幸村に1-7で惨敗して負け組としての辛酸を嘗め這い上がってきた真田だが、彼の場合実力的には十分勝ち組でもいいのになぜわざわざ負け組に行ったのかが不思議ではあった。
確かに立海三連覇はできなかったとしても、最後にきちんと準優勝のメダルを受け取ったのだから結果には納得しているはずだし、実力も申し分ないだろう。
だから実力やスキル・才能は間違いなく一級品であったが、唯一真田が苦手としていたのは対人関係というかコミュニケーション能力である。

「勝ちに不思議の勝ちあり、負けに不思議の負けなし」との言葉があるように、真田がここで負け組に入ったのは克服すべき課題があったからだ。

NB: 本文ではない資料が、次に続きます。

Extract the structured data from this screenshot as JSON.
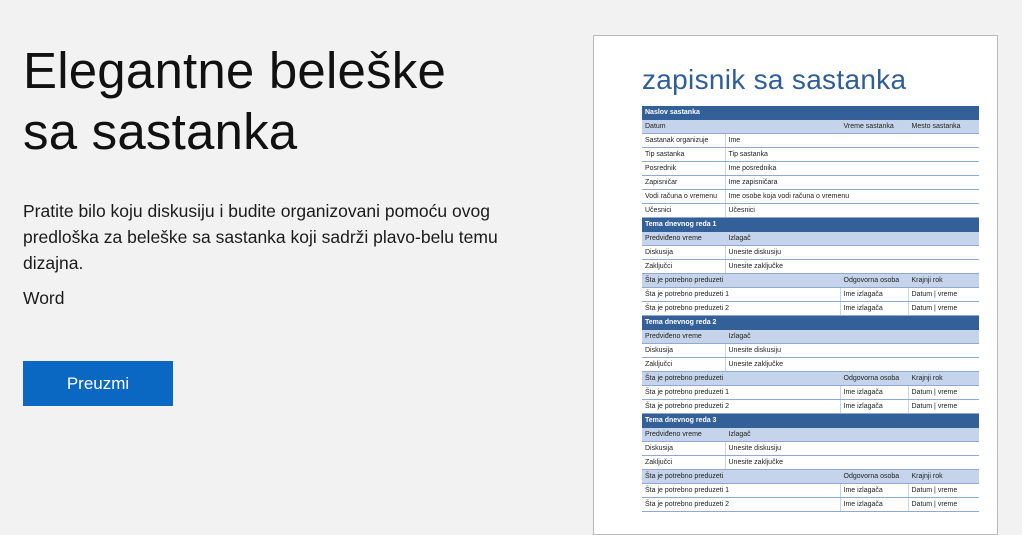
{
  "hero": {
    "title_line1": "Elegantne beleške",
    "title_line2": "sa sastanka",
    "description": "Pratite bilo koju diskusiju i budite organizovani pomoću ovog predloška za beleške sa sastanka koji sadrži plavo-belu temu dizajna.",
    "app_name": "Word",
    "download_label": "Preuzmi"
  },
  "preview": {
    "doc_title": "zapisnik sa sastanka",
    "meeting_title": "Naslov sastanka",
    "date_label": "Datum",
    "time_label": "Vreme sastanka",
    "place_label": "Mesto sastanka",
    "info_rows": [
      {
        "label": "Sastanak organizuje",
        "value": "Ime"
      },
      {
        "label": "Tip sastanka",
        "value": "Tip sastanka"
      },
      {
        "label": "Posrednik",
        "value": "Ime posrednika"
      },
      {
        "label": "Zapisničar",
        "value": "Ime zapisničara"
      },
      {
        "label": "Vodi računa o vremenu",
        "value": "Ime osobe koja vodi računa o vremenu"
      },
      {
        "label": "Učesnici",
        "value": "Učesnici"
      }
    ],
    "topics": [
      {
        "header": "Tema dnevnog reda 1",
        "time_label": "Predviđeno vreme",
        "presenter_label": "Izlagač",
        "discussion_label": "Diskusija",
        "discussion_value": "Unesite diskusiju",
        "conclusions_label": "Zaključci",
        "conclusions_value": "Unesite zaključke",
        "actions_label": "Šta je potrebno preduzeti",
        "responsible_label": "Odgovorna osoba",
        "deadline_label": "Krajnji rok",
        "actions": [
          {
            "item": "Šta je potrebno preduzeti 1",
            "person": "Ime izlagača",
            "deadline": "Datum | vreme"
          },
          {
            "item": "Šta je potrebno preduzeti 2",
            "person": "Ime izlagača",
            "deadline": "Datum | vreme"
          }
        ]
      },
      {
        "header": "Tema dnevnog reda 2",
        "time_label": "Predviđeno vreme",
        "presenter_label": "Izlagač",
        "discussion_label": "Diskusija",
        "discussion_value": "Unesite diskusiju",
        "conclusions_label": "Zaključci",
        "conclusions_value": "Unesite zaključke",
        "actions_label": "Šta je potrebno preduzeti",
        "responsible_label": "Odgovorna osoba",
        "deadline_label": "Krajnji rok",
        "actions": [
          {
            "item": "Šta je potrebno preduzeti 1",
            "person": "Ime izlagača",
            "deadline": "Datum | vreme"
          },
          {
            "item": "Šta je potrebno preduzeti 2",
            "person": "Ime izlagača",
            "deadline": "Datum | vreme"
          }
        ]
      },
      {
        "header": "Tema dnevnog reda 3",
        "time_label": "Predviđeno vreme",
        "presenter_label": "Izlagač",
        "discussion_label": "Diskusija",
        "discussion_value": "Unesite diskusiju",
        "conclusions_label": "Zaključci",
        "conclusions_value": "Unesite zaključke",
        "actions_label": "Šta je potrebno preduzeti",
        "responsible_label": "Odgovorna osoba",
        "deadline_label": "Krajnji rok",
        "actions": [
          {
            "item": "Šta je potrebno preduzeti 1",
            "person": "Ime izlagača",
            "deadline": "Datum | vreme"
          },
          {
            "item": "Šta je potrebno preduzeti 2",
            "person": "Ime izlagača",
            "deadline": "Datum | vreme"
          }
        ]
      }
    ]
  },
  "colors": {
    "accent_button": "#0a67c2",
    "doc_title": "#2f5e99",
    "table_header": "#34609a",
    "table_subheader": "#c5d4ea"
  }
}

全国大会決勝でずっとこじれていた幸村との関係性、そして後輩とあまり交流を持たないことや何でもぶっきらぼうにしか頼めない性格面の不器用さ。
こうしたコミュニケーション能力は長くスポーツをやって行く上での問題点ではあり、一度幸村から離れてリョーマたちと一緒に過ごしたのは彼にとって貴重な経験である。
負け組にいた時の真田は副部長としての統率力を生かしてチームの士気を上げてまとめ、また自身と幸村の関係性が健全なものではなく歪んでいることに気付いたのだろう。

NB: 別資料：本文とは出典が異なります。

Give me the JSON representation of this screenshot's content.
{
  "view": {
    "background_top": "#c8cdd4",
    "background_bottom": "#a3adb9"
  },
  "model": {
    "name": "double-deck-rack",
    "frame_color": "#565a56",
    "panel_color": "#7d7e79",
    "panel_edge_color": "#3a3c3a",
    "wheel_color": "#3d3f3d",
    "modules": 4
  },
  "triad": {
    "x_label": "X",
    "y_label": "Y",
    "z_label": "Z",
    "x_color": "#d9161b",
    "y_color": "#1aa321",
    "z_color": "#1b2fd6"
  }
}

負け組から這い上がってきた彼は黒色のオーラを新しく得て吹っ切れた顔をし、幸村に対しても臆せず意見ができるくらいになっている。
その後亜久津との変則ダブルスや種子島先輩からの弄りなどを受けてネタキャラの側面も見せつつ、完全に幸村からの精神的自立を果たした
そして幸村も幸村で自分の克服すべき課題であった「テニスに対してどう向き合うのか?」という課題に対して徳川先輩とのダブルスの中で答えを見つける。
真田と幸村が一度完全に離れてそれぞれの時間を過ごしたことは決して無駄ではなく、少なくともお互いに依存することはなくなった。

だからこそ世界大会編で見せた幸村とのダブルスは真田にとって大きな自信と名誉を回復するビッグチャンスとなったのではないだろうか。
真田も幸村もテニスを続けて行くうちにどこか歪んで心の闇に飲み込まれてしまい、その歪みに気づきながらもなかなか克服できずに苦しんでいた。
その苦しみに対してまずはお互いに離れて全国三連覇を背負わなくて良くなったことで改めて「チームのため」ではなく「自分のため」にテニスをする必要が出てくる。
真田はもう既に全国大会決勝で自分のためにテニスをすることは出来ており幸村との関係性も修復したから、後は他のメンバーとどううまくやって行くのかが彼の課題だろう。